Чего я хотел? Радостной встречи? Разговора по душам и быстрого прощения? Теплой улыбки, сияющих глаз? Нет этого. Пусто. Она другой совсем стала. Угрюмой, замкнутой, подозрительной. В ней будто не хватало чего-то, но я никак не мог уловить чего именно. Хотелось самому себе горло перегрызть за то, что сотворил с ней, погасил ту искру, что согревала нас.

Я сделал единственное, что мог в такой ситуации — поставил на нашу связь, надеясь, что она окажется сильнее всего остального, притянет нас к друг другу. Я чувствовал кожей, когда Таня на меня смотрела, думая, что не замечаю этого. Пытливо смотрела, сосредоточенно, пытаясь разобраться в самой себе, пересилить то притяжение, которое неизменно срабатывало, стоило нам оказаться рядом.

В общем все сложно.

Еще сложнее оказалось со стаей. Здесь просто категорическое «нет». Без сомнений, колебаний, без вежливых улыбок и извинений. Просто нет и все.

И если рядом со мной ее хоть как-то удерживала наша связь, то к стае никакой привязанности не было. Татьяна их вычеркнула из своей жизни и не собиралась делать шаги навстречу. Просто потому, что не нужно ей это. Все они ей не нужны. Поначалу я думал, что это можно как-то перебороть, ведь раньше у нее были неплохие отношения со всеми. Наивный.

Пригласил сестру к нам, с Алисой. Девчонки пришли в наш дом как две тени, присмиревшие, с поджатыми хвостами, преисполненные сожаления. Они хотели помириться, наладить отношение. А Таня…она даже не вышла из своей комнаты. Едва узнав, что они пришли, закрылась, заперлась и никак не реагировала на просьбы спуститься к гостям.

Хотелось бы мне сказать, что моя пара страдала ерундой, что это детское поведение, недостойное взрослой женщины, но не мог. Потому что во всех ее действиях не было наигранности, показухи, только искреннее желание чтобы ее оставили в покое. И пробить эту стену отчуждения еще сложнее, чем ту, что стояла между нами.
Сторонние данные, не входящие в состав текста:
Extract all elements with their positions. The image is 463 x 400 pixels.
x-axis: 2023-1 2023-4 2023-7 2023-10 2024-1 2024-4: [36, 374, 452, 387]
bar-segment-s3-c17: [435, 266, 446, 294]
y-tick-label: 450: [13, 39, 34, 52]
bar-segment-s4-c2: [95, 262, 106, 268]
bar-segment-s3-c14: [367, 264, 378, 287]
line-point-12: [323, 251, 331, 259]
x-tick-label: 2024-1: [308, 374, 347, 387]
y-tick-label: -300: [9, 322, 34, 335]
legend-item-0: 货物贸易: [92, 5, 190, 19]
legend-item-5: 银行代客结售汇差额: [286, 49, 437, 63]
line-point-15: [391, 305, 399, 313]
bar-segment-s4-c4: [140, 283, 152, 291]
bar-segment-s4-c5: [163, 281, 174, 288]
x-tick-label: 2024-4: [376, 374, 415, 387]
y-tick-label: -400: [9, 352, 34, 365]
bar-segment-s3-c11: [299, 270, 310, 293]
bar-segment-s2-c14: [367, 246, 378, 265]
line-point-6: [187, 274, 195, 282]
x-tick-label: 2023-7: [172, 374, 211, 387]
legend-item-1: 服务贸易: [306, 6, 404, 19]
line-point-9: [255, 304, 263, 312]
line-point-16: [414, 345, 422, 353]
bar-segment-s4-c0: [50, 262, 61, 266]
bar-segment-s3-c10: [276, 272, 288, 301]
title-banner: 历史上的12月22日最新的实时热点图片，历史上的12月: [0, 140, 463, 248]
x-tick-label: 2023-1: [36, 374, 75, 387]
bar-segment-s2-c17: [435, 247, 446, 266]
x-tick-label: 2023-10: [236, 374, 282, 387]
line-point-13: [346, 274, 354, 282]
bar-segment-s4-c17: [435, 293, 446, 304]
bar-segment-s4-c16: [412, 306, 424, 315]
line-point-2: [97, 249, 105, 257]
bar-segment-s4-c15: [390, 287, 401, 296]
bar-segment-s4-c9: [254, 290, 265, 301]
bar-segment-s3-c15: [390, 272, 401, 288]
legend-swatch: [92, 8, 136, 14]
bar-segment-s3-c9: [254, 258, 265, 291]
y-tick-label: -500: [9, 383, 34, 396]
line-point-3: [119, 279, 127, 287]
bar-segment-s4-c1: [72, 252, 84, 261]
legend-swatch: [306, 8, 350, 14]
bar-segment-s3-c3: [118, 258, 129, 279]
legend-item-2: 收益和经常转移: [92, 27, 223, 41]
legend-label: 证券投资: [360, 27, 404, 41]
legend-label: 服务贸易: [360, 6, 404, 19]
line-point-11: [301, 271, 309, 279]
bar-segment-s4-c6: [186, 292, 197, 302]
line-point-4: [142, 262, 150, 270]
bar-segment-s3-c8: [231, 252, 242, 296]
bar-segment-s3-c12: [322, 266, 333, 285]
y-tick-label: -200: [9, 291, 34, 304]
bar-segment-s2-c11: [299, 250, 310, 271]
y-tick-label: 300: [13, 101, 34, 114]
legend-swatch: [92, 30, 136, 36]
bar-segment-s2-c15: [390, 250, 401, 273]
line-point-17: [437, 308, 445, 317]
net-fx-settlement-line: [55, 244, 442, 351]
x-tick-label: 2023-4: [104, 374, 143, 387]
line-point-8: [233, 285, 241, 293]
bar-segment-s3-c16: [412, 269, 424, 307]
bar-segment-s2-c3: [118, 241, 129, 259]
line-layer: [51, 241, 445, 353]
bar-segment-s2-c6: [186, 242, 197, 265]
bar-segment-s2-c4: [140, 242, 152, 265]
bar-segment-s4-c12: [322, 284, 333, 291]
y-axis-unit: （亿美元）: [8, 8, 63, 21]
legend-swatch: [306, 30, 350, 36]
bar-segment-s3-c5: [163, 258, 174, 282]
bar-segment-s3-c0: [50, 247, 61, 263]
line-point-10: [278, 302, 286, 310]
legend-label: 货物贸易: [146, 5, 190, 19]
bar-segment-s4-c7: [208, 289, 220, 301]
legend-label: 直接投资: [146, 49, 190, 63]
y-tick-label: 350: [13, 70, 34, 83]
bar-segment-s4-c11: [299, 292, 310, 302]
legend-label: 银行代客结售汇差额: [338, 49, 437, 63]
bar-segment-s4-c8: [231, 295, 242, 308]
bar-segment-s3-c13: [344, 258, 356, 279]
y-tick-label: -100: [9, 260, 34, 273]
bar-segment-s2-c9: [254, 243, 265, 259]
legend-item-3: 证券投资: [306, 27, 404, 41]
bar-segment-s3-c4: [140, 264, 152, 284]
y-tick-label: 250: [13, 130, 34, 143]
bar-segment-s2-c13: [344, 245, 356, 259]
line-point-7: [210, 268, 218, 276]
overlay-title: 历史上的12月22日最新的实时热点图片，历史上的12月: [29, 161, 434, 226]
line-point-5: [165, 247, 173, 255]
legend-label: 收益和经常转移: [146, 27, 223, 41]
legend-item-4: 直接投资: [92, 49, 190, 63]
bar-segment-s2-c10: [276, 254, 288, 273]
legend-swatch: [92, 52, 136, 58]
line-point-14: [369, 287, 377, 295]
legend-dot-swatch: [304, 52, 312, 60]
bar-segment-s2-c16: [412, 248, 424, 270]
Девчонки были расстроены. Алиса молча шмыгала носом, рассматривая свои дрожащие руки, а Наташка разревелась, как соплячка мелкая. Рассказала о том разговоре, что состоялся у нее с Таней накануне катастрофы. Оказывается, именно ее слова стали катализатором, финальным толчком к тому, чтобы Таня ушла. Пи**ц! Едва не прибил ее. Если бы мелкая тогда не влезла, может и Таня не ушла, может и меня, м*дака лохматого, не накрыло бы.

Хотя…Все это ерунда. Никто не виноват в том, что случилось в лесу. Только я.

В общем сестра с подругой ушли ни с чем: несчастные, пристыженные, и на этом я оставил попытки их помирить. Сначала нам с Таней во всем разобраться надо, а потом уж роль миротворца буду играть.

И с Кириллом я не собирался ее мирить, не до этого пока было. Однако его присутствие в доме все же необходимо. Мне нужны отчеты по последним сделкам, а выходить из дома, оставлять ее одну, я боялся, поэтому позвал Нечаева к себе. С самого утра, надеясь сделать все дела, до того момента, как Таня спустится. Не хотелось ее нервировать.

Кирилл пришел в шесть утра, минута в минуту, сама пунктуальность, с огромной папкой, битком набитой бумагами.

Я запустил его в дом, мы обменялись рукопожатиями и отправились на кузню.

— Как у вас дела? — спросил он шепотом, указав взглядом на второй этаж, имея ввиду Татьяну.

Вместо ответа показал крест руками и, не скрывая горечи, покачал головой. Никак. Наши дела никак.

Он все понял, кивнул, и больше не затрагивал эту тему.

* * *

Таня

Сегодня, впервые за последние дни, я ощутила что-то весьма похожее на голод. С самого утра, едва проснувшись, мне захотелось кофе и мягкого белого хлеба с маслом. Даже слюни потекли, стоило только представить белый ароматный ломоть с хрустящей корочкой.